Asia shares and bonds rally as Powell fuels optimism about ending rate hikes. As a noncommittal Federal Reserve chairman caused markets to double down on expectations that U.S. interest rates have peaked and cuts are imminent, Asian equities and Treasuries continued their worldwide rise on Thursday.
With FTSE futures up 0.5% and EURO STOXX 50 futures up 0.7%, Europe was also expected to start positively. The markets believe the Bank of England’s tightening cycle is finished, as it will meet later in the day.
Nasdaq futures increased by 0.4% and S&P 500 futures by 0.3%. Investors anticipate Apple’s (AAPL.O) earnings, a leading indicator of consumer demand and the tech industry. Later in the day, the Cupertino, California-based corporation is anticipated to disclose a 1% decline in quarterly sales.

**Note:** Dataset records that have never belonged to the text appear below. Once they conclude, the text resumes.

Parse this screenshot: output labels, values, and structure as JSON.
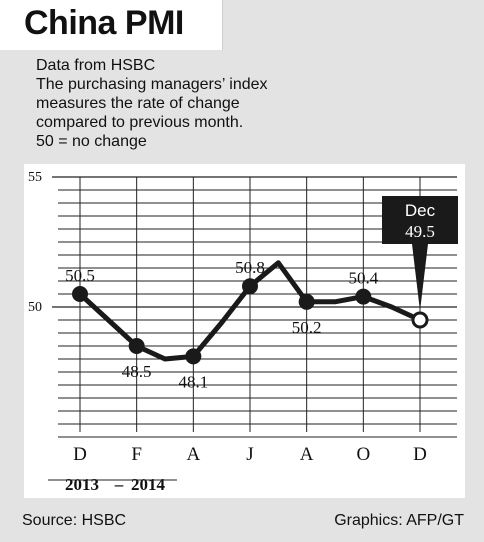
{
  "title": "China PMI",
  "description": [
    "Data from HSBC",
    "The purchasing managers’ index",
    "measures the rate of change",
    "compared to previous month.",
    "50 = no change"
  ],
  "footer": {
    "source": "Source: HSBC",
    "credit": "Graphics: AFP/GT"
  },
  "colors": {
    "line": "#1a1a1a",
    "background": "#e3e3e3",
    "panel": "#ffffff",
    "callout": "#1a1a1a",
    "callout_text": "#ffffff"
  },
  "chart_data": {
    "type": "line",
    "x": [
      "Dec 2013",
      "Jan 2014",
      "Feb 2014",
      "Mar 2014",
      "Apr 2014",
      "May 2014",
      "Jun 2014",
      "Jul 2014",
      "Aug 2014",
      "Sep 2014",
      "Oct 2014",
      "Nov 2014",
      "Dec 2014"
    ],
    "values": [
      50.5,
      49.5,
      48.5,
      48.0,
      48.1,
      49.4,
      50.8,
      51.7,
      50.2,
      50.2,
      50.4,
      50.0,
      49.5
    ],
    "tick_labels": [
      "D",
      "F",
      "A",
      "J",
      "A",
      "O",
      "D"
    ],
    "tick_indices": [
      0,
      2,
      4,
      6,
      8,
      10,
      12
    ],
    "year_labels": [
      "2013",
      "–",
      "2014"
    ],
    "yticks": [
      "55",
      "50"
    ],
    "ytick_values": [
      55,
      50
    ],
    "ylim": [
      45,
      55.5
    ],
    "grid": true,
    "data_labels": [
      {
        "index": 0,
        "text": "50.5",
        "position": "above"
      },
      {
        "index": 2,
        "text": "48.5",
        "position": "below"
      },
      {
        "index": 4,
        "text": "48.1",
        "position": "below"
      },
      {
        "index": 6,
        "text": "50.8",
        "position": "above"
      },
      {
        "index": 8,
        "text": "50.2",
        "position": "below"
      },
      {
        "index": 10,
        "text": "50.4",
        "position": "above"
      }
    ],
    "callout": {
      "index": 12,
      "label": "Dec",
      "value": "49.5"
    }
  }
}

The most significant daily increase since late July occurred on MSCI’s broadest index of Asia-Pacific equities outside of Japan (.MIAPJ0000PUS), which increased 1.6%. Nikkei (.N225) in Tokyo increased by 1.1%.
Hong Kong’s Hang Seng index (.HSI) increased 0.9%, while China’s blue chips (.CSI300) fell 0.2%. The policy rate was left in its current range of 5.25% to 5.50% by the Fed overnight. Markets concluded that Chair Jerome Powell was not as aggressive as he could have been, even if he did not rule out another raise.
As markets reduced the likelihood of a December rise to about 20% and a January move to 25%, Fed funds futures increased in value. The markets have factored in a 70% probability that the tightening will end and that rate reductions of up to 85 basis points might occur as early as June of next year.
Treasury and Wall Street both surged. The Nasdaq Composite (.IXIC) increased 1.6%, while the S&P 500 (.SPX) gained 1%. The benchmark 10-year Treasury yield dropped to 4.7196%, the lowest level in almost two weeks, by another basis point. The Treasury’s statement that the government will restrict growth in the size of its longer-dated auctions contributed to the overnight decline of 14 basis points, the worst daily decline since March.
David Chao, global market strategist for Invesco’s Asia Pacific (pre-Japan) region, wrote in a note to clients, “We conclude that the Fed is probably done with rate hikes, even though Fed Chair Powell has clearly reserved the right to do so.”
“This gives Asian central banks—like the Philippines and Indonesia—more leeway to maintain interest rates rather than hike them,” stated Chao, who also expressed his expectation that foreign assets—particularly those in developing markets—would do better than U.S. assets.
The market’s next major focus will be on Friday’s non-farm payrolls report, which experts predict will show that employment growth in October was 180,000, down from 336,000 in September. It will follow conflicting figures indicating robust job vacancies and slower-than-anticipated growth in private payrolls.
Regarding currencies, the U.S. dollar was somewhat weaker due to the decline in Treasury rates, but the weaker Australian and New Zealand dollars saw a boost from the recovery in risk sentiment, rising by 0.5% and 0.7%, respectively, to multi-week highs.
Seema Shah, chief global strategist at Principal Asset Management, said that in a few months, the topic would be “When will they cut?” rather than “Will they hike again?” even if the FOMC may not be discussing it today.
The yen gained on Thursday, rising 0.3% to 150.42 per dollar. After the Bank of Japan decided to loosen its control over the 1% restriction on 10-year rates, it fell to a one-year low. However, many felt that this adjustment was insufficient to bridge the significant interest rate differences between Japan and other nations.
The price of oil increased. While U.S. West Texas Intermediate futures increased 1.1% to $81.32 a barrel, Brent crude futures increased 1.0% to $85.50. Gold was trading 0.2% higher at $1,985.99 an ounce.